Julia Kratowska (April 24, 1870 - September 27, 1946) was a Polish activist, educator and politician. She served in the Senate of the Second Polish Republic.

The daughter of Józef Kratowski and Zofia Filipkowska, she was born in Puławy and studied at the Aleksandryjsko-Maryjskiego Institute for Women's Education in Warsaw. From 1889 to 1891, she ran a school in Lublin. In 1901, she joined the Polish Socialist Party; the sixth congress of the party was held in her apartment. She was arrested in 1907 and imprisoned. She was able to escape in 1909 and fled to Zakopane. During World War I, she was a member of the Polish Military Organisation and operated an orphanage for the children of members of the Polish Legions. In 1918, she moved to Ciechanów. Kratowska taught in private schools there and also served as a member of city council. From 1932 to 1935, she served on the powiat school council. From 1935 to 1938, she was a member of the Polish senate.

At the start of World War II, she moved to Warsaw.
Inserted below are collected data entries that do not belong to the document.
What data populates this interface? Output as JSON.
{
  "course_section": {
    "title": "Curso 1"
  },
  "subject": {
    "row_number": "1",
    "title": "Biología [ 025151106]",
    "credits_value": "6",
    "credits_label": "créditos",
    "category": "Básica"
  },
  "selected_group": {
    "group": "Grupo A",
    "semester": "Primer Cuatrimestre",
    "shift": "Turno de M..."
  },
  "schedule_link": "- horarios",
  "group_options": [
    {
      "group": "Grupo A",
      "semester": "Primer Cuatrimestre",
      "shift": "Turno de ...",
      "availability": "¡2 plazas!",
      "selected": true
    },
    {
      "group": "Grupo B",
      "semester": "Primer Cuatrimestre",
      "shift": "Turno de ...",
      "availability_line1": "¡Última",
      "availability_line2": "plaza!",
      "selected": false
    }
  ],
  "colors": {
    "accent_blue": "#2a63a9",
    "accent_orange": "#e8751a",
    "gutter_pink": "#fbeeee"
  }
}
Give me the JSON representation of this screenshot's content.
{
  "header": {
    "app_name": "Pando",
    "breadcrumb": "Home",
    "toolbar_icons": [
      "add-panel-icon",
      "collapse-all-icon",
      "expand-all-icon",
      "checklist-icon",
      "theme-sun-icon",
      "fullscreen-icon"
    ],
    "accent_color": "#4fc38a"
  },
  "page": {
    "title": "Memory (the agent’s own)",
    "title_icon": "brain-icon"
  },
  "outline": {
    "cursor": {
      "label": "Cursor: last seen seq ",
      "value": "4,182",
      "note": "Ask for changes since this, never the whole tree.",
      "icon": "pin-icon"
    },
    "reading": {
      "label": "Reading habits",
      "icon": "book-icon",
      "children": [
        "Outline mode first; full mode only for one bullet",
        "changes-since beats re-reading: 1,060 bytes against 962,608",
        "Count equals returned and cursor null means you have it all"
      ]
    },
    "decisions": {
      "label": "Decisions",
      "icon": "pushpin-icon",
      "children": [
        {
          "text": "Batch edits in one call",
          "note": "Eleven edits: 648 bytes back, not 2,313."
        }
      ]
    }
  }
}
After the failure of the Warsaw Uprising, she went to Rzeczków near Biała Rawska. In June 1945, she returned to Ciechanów. There, she taught at a junior high school and gave private lessons.

Kratowska received the following honors:
- Cross of Independence in 1930
- Gold Cross of Merit in 1930
- Struggle for Polish schools badge in 1931
- Silver Academic Laurel in 1935

Kratowska died in Ciechanów at the age of 76.